In each large box, each rectangle represents a filter. The human ear does not perform a Fourier transform, but rather employs filters that are somewhere between a wavelet and Gabor. From Olshausen & O’Connor 2002.

Why would this type of frequency-temporal precision tradeoff be a good representation? One theory, explored in Lewicki 2002, is that these filters are a strategy to reduce the redundancy in the representation of natural sounds. Lewicki performed independent component analysis (ICA) to produce filters maximizing statistical independence, comparing environmental sounds, animal vocalizations, and human speech. The tradeoffs look different for each one, and you can kind of map them to somewhere in the above cartoon.

It appears that human speech occupies a distinct time-frequency space. Some speculate that speech evolved to fill a time-frequency space that wasn’t yet occupied by other existing sounds.

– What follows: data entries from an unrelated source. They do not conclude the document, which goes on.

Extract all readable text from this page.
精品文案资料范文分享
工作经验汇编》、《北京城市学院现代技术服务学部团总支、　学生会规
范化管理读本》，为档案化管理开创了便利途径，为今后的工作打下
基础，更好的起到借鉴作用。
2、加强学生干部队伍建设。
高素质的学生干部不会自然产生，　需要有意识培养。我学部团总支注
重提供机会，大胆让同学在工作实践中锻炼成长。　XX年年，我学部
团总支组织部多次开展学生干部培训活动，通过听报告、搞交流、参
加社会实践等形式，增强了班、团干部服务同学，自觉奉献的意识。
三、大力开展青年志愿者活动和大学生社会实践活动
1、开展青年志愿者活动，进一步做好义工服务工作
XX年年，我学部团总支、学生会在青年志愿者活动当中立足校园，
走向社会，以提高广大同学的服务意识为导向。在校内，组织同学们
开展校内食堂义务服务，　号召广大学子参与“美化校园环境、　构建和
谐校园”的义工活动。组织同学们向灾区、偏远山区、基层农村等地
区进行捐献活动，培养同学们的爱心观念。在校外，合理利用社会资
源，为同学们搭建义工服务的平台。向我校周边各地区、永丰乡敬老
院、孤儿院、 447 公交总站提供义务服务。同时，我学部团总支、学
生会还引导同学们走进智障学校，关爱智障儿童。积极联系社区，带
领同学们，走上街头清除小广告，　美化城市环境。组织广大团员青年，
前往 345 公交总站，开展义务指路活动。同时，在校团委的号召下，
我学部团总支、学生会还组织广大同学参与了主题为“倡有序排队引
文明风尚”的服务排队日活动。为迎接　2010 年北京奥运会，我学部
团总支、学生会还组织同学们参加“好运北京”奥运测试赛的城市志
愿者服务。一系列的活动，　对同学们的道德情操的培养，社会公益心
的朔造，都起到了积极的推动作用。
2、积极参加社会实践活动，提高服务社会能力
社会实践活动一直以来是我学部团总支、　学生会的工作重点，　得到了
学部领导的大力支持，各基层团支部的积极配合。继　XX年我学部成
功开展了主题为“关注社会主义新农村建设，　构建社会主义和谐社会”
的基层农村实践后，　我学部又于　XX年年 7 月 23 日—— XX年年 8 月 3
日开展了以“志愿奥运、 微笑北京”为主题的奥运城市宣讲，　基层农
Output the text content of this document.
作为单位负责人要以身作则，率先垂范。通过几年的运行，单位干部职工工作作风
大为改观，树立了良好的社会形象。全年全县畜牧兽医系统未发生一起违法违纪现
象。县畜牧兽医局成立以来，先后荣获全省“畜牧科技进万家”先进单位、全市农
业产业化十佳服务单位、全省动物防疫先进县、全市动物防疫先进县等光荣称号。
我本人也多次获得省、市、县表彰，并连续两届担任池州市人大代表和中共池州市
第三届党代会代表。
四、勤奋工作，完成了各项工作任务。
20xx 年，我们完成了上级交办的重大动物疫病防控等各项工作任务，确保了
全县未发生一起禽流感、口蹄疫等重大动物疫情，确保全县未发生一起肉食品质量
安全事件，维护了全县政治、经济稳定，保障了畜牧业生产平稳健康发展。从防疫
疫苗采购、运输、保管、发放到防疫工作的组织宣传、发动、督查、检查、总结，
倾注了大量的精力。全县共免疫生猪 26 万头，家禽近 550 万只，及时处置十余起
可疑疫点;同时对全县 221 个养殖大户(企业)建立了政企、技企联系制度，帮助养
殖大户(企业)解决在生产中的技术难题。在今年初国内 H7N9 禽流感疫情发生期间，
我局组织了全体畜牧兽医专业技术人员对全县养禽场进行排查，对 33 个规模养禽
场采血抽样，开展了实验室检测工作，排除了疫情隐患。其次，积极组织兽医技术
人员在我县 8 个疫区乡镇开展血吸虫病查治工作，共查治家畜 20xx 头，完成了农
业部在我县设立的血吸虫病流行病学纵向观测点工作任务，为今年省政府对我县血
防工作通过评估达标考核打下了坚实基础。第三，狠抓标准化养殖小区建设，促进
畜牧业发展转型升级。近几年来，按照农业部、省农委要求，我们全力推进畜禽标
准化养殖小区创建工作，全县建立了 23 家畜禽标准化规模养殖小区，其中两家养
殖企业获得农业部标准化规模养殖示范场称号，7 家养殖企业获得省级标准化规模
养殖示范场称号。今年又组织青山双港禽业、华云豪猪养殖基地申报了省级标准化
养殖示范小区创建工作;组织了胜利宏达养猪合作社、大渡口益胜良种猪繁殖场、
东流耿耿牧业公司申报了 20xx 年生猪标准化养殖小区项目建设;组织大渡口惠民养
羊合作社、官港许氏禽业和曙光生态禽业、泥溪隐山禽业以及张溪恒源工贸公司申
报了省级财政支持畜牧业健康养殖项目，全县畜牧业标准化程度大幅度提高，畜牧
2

To drive the theory home, one that we have been hinting at since the outset: forming ecologically-relevant representations makes sense, as behavior is dependent on the environment. It appears that for audition, as well as other sensory modalities, we are doing this. This is a bit of a teaser for efficient coding, which we will get to soon.

We’ve talked about some incredible mechanisms that occur at the beginning of the sensory coding process, but it’s truly just the tiny tip of the ice burg. We also glossed over how these computations occur. The next lecture will zoom into the biophysics of computation in neurons.